The mud fell on his body as he pierced the shell, but that didn't get in the way of his advances. Am I buried? He thrusted his arms up, boosted the base with the soles of the feet and emerged.

In an open field and with his body exposed, he finally took a breath of the fresh air around him. More relaxed, he pressed his hands against the floor and forced himself up to pull away, but got stuck at the knees. He tried a second time, but the horror itself took over him again upon identifying that part of his legs had taken a similar texture to a woody stem. He shouted and forced again with hands on the ground, but they were buried and hardened just as his lower limbs. His stomach wrapped and burned until a red blur came out on his belly and sprouted a beautiful blue flower speckled with blood.

"Weed, germinate!" Scabrous words sounded inside his head like the crack of thunder.

*

Rod woke up startled in the shade of a willow.

Damn nightmare!

He groped and checked beneath the fabric of the pants. His legs were still flesh and bones.

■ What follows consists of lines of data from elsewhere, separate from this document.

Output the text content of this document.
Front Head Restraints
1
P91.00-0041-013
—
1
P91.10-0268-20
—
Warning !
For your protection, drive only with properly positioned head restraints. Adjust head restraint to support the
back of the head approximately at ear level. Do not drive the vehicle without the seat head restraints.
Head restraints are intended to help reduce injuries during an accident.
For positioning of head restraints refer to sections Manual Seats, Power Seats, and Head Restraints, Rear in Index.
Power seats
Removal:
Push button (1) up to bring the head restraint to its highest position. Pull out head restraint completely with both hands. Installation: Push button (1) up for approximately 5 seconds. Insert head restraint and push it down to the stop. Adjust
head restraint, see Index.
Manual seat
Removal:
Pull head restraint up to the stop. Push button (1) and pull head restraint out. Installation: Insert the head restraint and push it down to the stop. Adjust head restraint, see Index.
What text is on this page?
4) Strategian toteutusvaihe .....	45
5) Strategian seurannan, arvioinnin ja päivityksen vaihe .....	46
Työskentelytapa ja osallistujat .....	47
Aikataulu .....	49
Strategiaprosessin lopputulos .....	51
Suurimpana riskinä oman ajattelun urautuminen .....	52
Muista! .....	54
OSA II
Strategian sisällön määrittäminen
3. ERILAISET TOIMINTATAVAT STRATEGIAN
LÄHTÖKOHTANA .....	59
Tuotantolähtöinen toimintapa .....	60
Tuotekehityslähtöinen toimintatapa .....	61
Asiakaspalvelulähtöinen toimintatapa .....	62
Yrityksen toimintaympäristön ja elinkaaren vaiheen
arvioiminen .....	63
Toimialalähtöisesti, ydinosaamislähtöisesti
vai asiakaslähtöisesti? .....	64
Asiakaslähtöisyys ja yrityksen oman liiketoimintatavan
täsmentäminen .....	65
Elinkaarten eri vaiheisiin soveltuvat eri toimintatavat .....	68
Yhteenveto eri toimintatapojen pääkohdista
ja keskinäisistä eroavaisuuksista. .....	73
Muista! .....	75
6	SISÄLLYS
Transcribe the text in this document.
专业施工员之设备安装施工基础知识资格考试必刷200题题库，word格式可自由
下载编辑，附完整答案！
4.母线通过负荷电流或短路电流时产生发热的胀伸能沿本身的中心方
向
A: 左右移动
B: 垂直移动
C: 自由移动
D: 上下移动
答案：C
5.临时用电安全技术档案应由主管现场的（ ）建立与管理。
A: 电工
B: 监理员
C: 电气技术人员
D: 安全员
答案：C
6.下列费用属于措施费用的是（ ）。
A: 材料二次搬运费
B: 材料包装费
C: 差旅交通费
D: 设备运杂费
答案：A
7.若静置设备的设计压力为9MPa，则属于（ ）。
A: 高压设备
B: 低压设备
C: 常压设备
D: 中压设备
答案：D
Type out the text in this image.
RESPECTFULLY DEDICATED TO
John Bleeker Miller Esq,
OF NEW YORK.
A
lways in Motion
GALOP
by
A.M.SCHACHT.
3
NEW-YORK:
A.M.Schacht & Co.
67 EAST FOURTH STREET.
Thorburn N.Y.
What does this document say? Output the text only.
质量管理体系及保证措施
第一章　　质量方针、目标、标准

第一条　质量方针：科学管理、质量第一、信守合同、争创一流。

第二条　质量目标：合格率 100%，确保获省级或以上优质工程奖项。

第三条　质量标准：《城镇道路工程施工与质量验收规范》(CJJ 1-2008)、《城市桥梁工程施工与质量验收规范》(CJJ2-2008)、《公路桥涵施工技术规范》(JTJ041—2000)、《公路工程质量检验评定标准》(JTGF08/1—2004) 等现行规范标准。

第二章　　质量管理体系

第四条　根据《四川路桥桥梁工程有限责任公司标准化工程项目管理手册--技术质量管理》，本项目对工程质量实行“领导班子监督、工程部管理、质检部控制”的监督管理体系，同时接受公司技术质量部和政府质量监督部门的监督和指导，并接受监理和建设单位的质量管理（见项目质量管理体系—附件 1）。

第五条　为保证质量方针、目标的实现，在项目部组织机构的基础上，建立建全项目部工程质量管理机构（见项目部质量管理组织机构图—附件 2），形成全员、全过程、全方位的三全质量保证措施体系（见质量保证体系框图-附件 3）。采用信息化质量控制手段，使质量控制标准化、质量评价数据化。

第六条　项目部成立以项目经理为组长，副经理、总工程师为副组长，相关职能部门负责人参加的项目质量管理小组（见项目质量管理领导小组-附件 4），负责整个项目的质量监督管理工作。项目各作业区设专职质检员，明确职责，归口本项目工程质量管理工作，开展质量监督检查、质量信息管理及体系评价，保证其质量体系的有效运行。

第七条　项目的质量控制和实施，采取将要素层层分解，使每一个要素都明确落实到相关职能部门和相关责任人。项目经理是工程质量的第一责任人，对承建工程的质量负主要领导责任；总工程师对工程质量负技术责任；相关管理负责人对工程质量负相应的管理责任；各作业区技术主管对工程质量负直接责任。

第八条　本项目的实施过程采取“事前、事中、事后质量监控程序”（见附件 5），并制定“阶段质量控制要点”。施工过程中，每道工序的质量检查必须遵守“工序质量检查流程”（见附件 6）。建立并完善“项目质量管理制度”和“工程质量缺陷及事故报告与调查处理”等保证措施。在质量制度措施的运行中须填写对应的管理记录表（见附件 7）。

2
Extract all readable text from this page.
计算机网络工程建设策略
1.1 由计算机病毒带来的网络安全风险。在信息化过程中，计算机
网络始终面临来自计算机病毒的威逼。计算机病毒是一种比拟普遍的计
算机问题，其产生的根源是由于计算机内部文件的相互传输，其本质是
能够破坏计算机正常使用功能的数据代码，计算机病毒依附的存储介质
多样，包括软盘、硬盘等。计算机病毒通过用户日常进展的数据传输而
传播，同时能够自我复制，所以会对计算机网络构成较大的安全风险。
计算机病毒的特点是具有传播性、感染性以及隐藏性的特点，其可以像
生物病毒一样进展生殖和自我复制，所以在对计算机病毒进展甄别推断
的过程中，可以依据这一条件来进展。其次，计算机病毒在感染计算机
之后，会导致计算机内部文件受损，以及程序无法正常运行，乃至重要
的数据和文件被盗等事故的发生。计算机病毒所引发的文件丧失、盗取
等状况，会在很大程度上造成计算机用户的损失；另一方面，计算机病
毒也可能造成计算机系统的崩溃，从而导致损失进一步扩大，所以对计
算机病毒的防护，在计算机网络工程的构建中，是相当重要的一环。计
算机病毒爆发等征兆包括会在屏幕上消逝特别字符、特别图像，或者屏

He looked around and identified the forest stretch on which he had chosen to rest the night before. His purse was still hidden under stones, the canteen hanging waiting for raindrops, and the horse he had brought from Salbi, tied to the tree.

He got up, packed his belongings and put the saddle on the animal.

"Although you have not inherited the art of human ingratitude, I am sure that you would leave me if it weren't for this rope around your neck, right?" He questioned the steed, which obviously did not answer. "You are a very smart boy, Fire Bath!"

He mounted with skill and took his journey under overcast sunset pale clouds.

He cut the forest through a dirt road and jumped a few small natural obstacles along the way. As he distanced himself further from the fishermen village, realized the nature sadden; the rivers had dried up, the trees did not bear any fruit or bright color, and the animals obviously abandoned that withered territory. It was as if it reflected his bitter heart.

Often, Rod was plagued by the melancholic memory of Karle pointing an arrow at him. Stupid girl!

"It'll be just you and me for a long time," he said to the animal.

He crossed a wooden suspension bridge where there should be a river, but instead of water, he saw below only mud and debris.

Later, when hunger and thirst came poignantly, he gave greater attention to the details of the scenery around him. He checked higher branches and dug wells in the earth in search of something chewy, but found nothing.

Despite the pessimistic outlook and the uncertain future in his heart, Rod was sure he was a born survivor. "No defeats!", he whispered several times in the horse's ear.